The Cable

Source: U.S. Couldn't Nail Down Chemical Weapons Chain of Custody

When the White House first publicly announced in late April its belief that the Assad regime in Syria had used chemical weapons on its own people, it stressed that this was only a strong suspicion -- not a certainty. Yes, they had blood samples that indicated exposure to deadly sarin gas. But they couldn't say for sure who handled those samples in the two weeks it took to get the blood into Western hands. "The physiological examples are compelling but without being able to determine the chain of custody, that's the key to confirming the use," one unnamed U.S. official told the New York Times earlier this week.

That chain of custody still hasn't been nailed down, an American intelligence source tells The Cable. But U.S. spy agencies nonetheless now feel confident that chemical weapons were used in Syria. And that, in turn, prompted the White House to make its more sure-footed announcement Thursday that Assad had, conclusively, gassed his opponents in Syria's civil war.

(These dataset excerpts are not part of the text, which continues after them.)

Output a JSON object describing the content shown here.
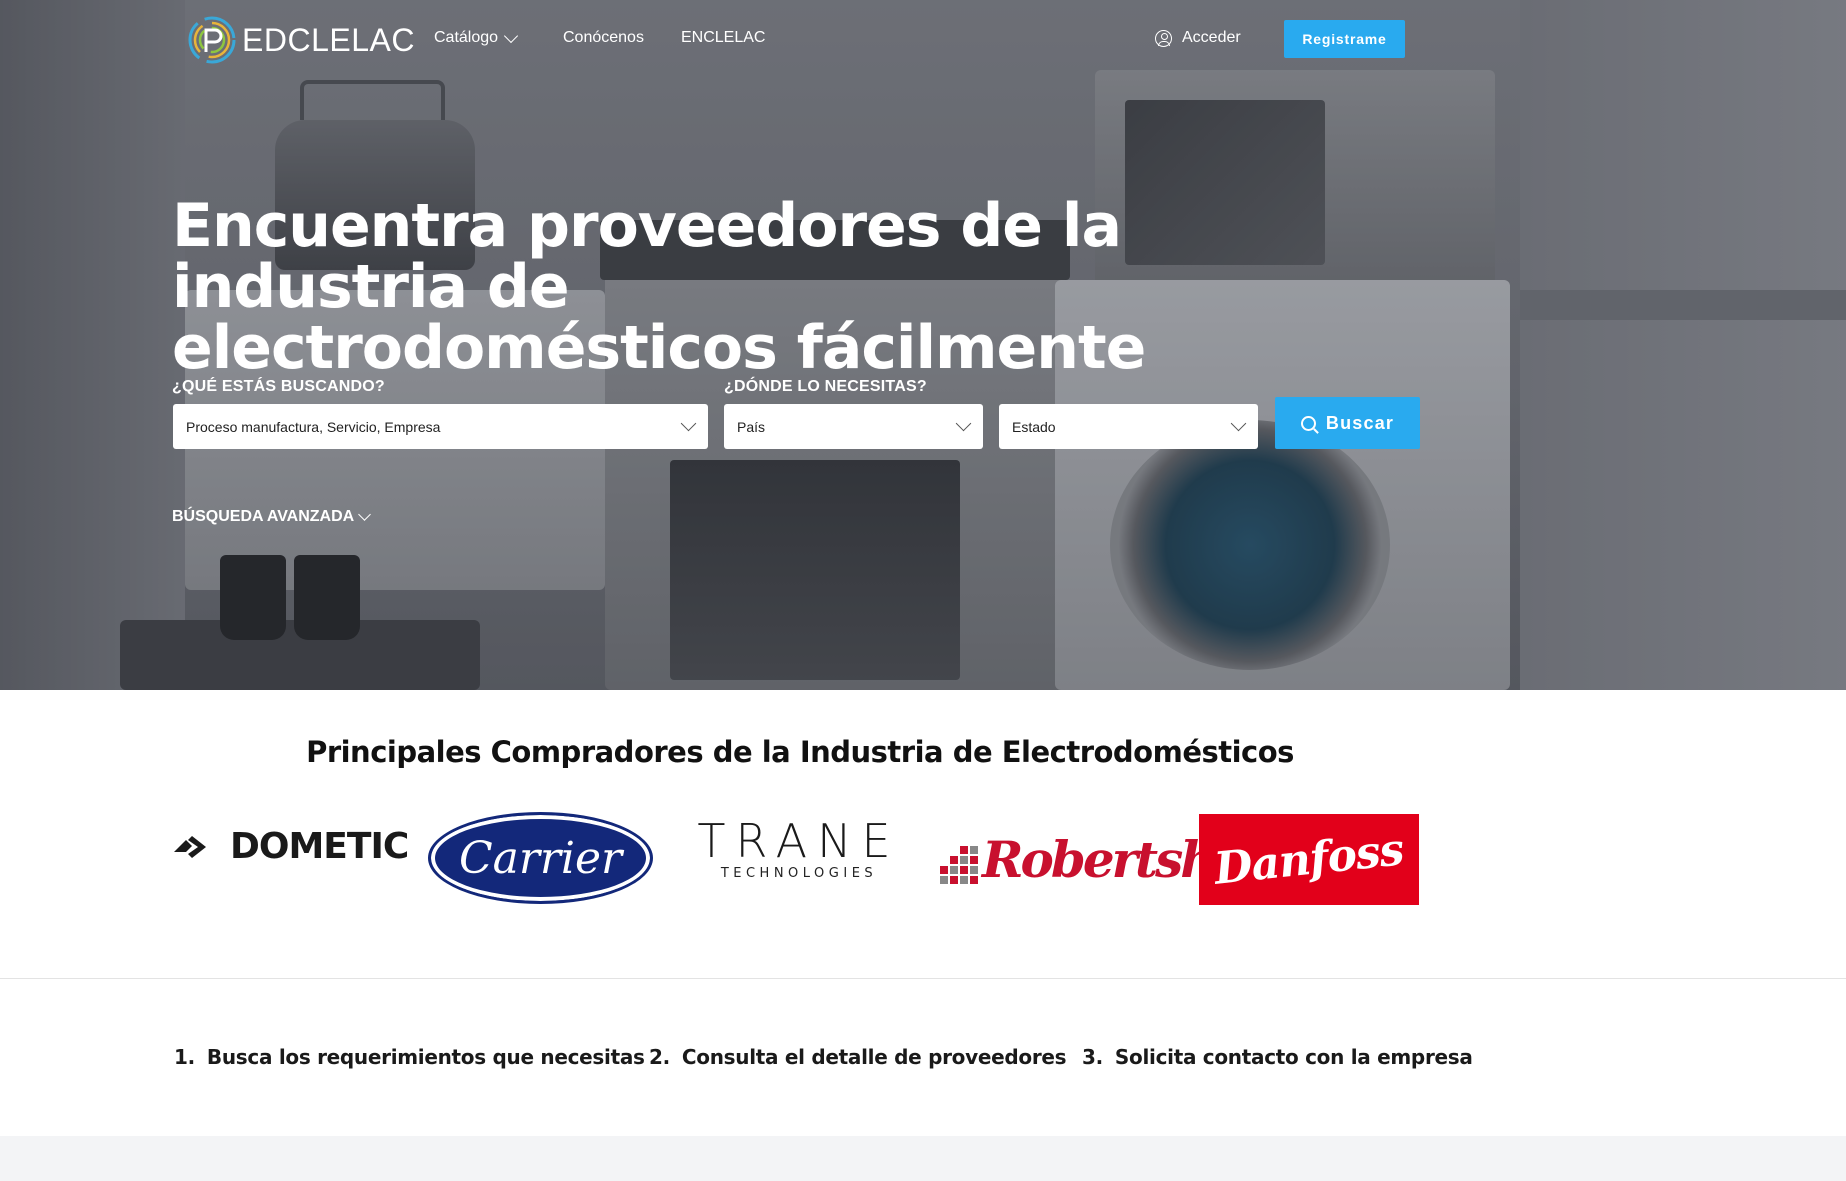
{
  "brand": {
    "name": "EDCLELAC"
  },
  "nav": {
    "catalog": "Catálogo",
    "about": "Conócenos",
    "enclelac": "ENCLELAC",
    "login": "Acceder",
    "register": "Registrame"
  },
  "hero": {
    "headline_line1": "Encuentra proveedores de la industria de",
    "headline_line2": "electrodomésticos fácilmente"
  },
  "search": {
    "what_label": "¿QUÉ ESTÁS BUSCANDO?",
    "where_label": "¿DÓNDE LO NECESITAS?",
    "what_value": "Proceso manufactura, Servicio, Empresa",
    "country_value": "País",
    "state_value": "Estado",
    "button": "Buscar",
    "advanced": "BÚSQUEDA AVANZADA"
  },
  "buyers": {
    "title": "Principales Compradores de la Industria de Electrodomésticos",
    "logos": {
      "dometic": "DOMETIC",
      "carrier": "Carrier",
      "trane_main": "TRANE",
      "trane_sub": "TECHNOLOGIES",
      "robertshaw": "Robertshaw",
      "danfoss": "Danfoss"
    }
  },
  "steps": [
    {
      "num": "1.",
      "text": "Busca los requerimientos que necesitas"
    },
    {
      "num": "2.",
      "text": "Consulta el detalle de proveedores"
    },
    {
      "num": "3.",
      "text": "Solicita contacto con la empresa"
    }
  ],
  "colors": {
    "accent": "#29aaef",
    "carrier_blue": "#13287a",
    "robertshaw_red": "#c8102e",
    "danfoss_red": "#e2001a"
  }
}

After an alleged chemical attack on the city of Aleppo in March, the U.S. and United States came into possession of at least three physiological samples that tested positive for indicators of sarin gas. Now, Western intelligence services have at least twice that number of blood, urine, and hair samples coming from a variety of battle zones around the country.

"The big thing that changed is an increase in the number of incidents," the source says. "It's impossible that the opposition is faking the stuff in so many instances in so many locations."

When the samples were combined with information from signals intercepts, overhead surveillance, and human tipsters, the intelligence community felt it had a powerful case. And once the intelligence community made its conclusion, the White House was, in a way, compelled to act.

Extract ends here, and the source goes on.